UAT, a team of 16 technical experts, was established in 2005 to support piloting, monitoring and evaluation in the education sector, as well as management of donor funds. The unit was scheduled to be fully integrated in the MoE in 2009 but remained separated when the crisis changed the situation. The UAT plays a major role in the activities on teacher training, school manuals, FRAM teacher payments and local catalytic funds above. Support costs to enable the unit to continue to function and to carry out the following activities are calculated on this budget, as agreed by the LEG.

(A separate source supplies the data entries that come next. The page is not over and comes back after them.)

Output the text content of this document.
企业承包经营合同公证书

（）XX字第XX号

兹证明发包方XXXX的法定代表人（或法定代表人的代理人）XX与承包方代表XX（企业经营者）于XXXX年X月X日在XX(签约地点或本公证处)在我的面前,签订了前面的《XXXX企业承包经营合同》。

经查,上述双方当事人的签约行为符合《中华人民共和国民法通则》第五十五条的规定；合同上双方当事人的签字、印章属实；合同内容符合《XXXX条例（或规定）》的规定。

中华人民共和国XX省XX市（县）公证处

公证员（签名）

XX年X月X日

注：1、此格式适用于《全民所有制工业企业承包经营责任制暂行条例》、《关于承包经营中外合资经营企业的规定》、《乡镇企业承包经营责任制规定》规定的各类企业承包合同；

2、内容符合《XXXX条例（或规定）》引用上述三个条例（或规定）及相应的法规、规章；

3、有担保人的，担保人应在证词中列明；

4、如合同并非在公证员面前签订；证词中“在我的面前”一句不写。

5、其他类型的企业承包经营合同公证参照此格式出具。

Risk management 11. The LEG recognizes that the volatile political and economic environment increases the risk of corruption and misuse of funds. Madagascar moved from the rank of 99 on Transparency International’s scale in 2009 to 123 in 2010. UNICEF operates within the UN’s implementation framework, adapted to the political crisis. Transfers of funds to government entities are generally avoided, and in cases where such transfers are necessary to reach vulnerable populations, they are subject to strict risk management measures. 12. In view of the relatively large amounts involved in the community teacher salary subventions and Local Catalytic Funds transferred to schools, UNICEF has established particular risk management measures for these activities in close consultation with the LEG and UAT. To assess the effectiveness of these measures, an independent audit was commissioned (with UNICEF’s own funds) on the FTI-funded payment of community teachers in 2010. The audit concluded that the risk management measures in place had been effective, and recommended minor adjustments for the 2011 payments. In 2011, the Local Catalytic Funds activity will be audited; these were subject to spot check verification in 2010. In turn, the FRAM teacher salary subventions will undergo spot check verification in 2011. The UAT undergoes annual audits, a practice in place before the current political crisis. Conclusion 13. In conclusion, worrying trends in education in Madagascar render financial support more important than ever. To ensure a more politically stable future, a functioning education system with improvements in access and quality is vital. FTI has played a positive role to this effect. The LEG continues to monitor government commitment and facilitate coherence, with the UN system/UNICEF ensuring the technical dialogue with the Ministry of Education to optimize harmonization and alignment despite the difficult political context. The alternative joint review in May will be crucial in determining the status of the implementation of the agreed EFA plan and the commitment of the Ministry of Education—with its new leadership—in honoring its engagements with FTI.